Under the plan, business owners with more than $25,000 in state contracts would be barred from contributing to the officeholders awarding the contracts. In addition, contractors bidding on work worth $10,000 or more would be required to disclose contributions to the officeholder during the prior two years. A final provision would prohibit state officers, employees and their spouses from profiting from state contracts and bond sales.

The proposal, HB 1, cleared the House on April 25 by a 116-0 vote — the other two representatives had excused absences for the day — and moved to the Senate, where 46 of the 59 senators have signed on as co-sponsors. In addition, five of the six constitutional officers — everyone but the governor — have endorsed the legislation, so one would assume its passage was pretty much a slam dunk.

One would be mistaken, however. The bill landed in the Senate Rules Committee, which must clear legislation for further action, where it has languished for more than four months. The roadblock is Jones, who controls the Rules Committee and decides whether legislation advances. Officially, the Jones camp says the president wants stronger legislation and is working on more sweeping reforms, but the suspicion is that the Senate president has bottled up the bill because his ally Blagojevich does not want any restrictions placed on his formidable ability to raise campaign cash.

A cynical view unfair to Jones and Blagojevich? Perhaps, but one easily countered if Jones allows a vote on the measure and saves further reform for a later day.

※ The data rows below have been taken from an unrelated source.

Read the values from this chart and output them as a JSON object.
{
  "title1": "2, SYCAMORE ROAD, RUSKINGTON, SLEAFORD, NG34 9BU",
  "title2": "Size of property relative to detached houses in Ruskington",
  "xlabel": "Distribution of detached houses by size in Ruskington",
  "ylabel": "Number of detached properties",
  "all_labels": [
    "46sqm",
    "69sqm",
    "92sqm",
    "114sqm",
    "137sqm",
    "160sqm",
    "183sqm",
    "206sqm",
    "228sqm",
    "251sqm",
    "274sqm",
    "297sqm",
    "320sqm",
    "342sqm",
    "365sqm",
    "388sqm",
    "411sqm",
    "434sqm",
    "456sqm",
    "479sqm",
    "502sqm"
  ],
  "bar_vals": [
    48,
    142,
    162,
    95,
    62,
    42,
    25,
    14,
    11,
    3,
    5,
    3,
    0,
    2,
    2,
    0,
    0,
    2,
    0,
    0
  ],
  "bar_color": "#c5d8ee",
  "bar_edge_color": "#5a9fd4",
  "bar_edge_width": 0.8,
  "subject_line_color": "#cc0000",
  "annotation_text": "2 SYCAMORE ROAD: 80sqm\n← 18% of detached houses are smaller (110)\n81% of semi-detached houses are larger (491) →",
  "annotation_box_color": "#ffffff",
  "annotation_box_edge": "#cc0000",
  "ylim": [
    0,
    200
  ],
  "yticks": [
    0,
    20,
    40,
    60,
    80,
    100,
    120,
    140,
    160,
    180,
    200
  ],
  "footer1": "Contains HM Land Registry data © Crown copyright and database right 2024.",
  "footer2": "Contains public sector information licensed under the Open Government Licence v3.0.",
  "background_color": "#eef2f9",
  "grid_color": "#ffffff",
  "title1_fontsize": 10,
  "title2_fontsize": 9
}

"Legislators need to take a look at themselves and say, 'What can we do to restore a sense of public trust?'" says Cindi Canary, director of the Illinois Campaign for Political Reform, a long-time advocate for good government. "This bill won't solve every problem, but if they don't do something, it will be fairly unforgivable." 


Charles N. Wheeler III is director of the Public Affairs Reporting program at the University of Illinois at Springfield.

Illinois Issues, September 2007

The former director of the Public Affairs Reporting (PAR) graduate program is Professor Charles N. Wheeler III, a veteran newsman who came to the University of Illinois at Springfield following a 24-year career at the Chicago Sun-Times.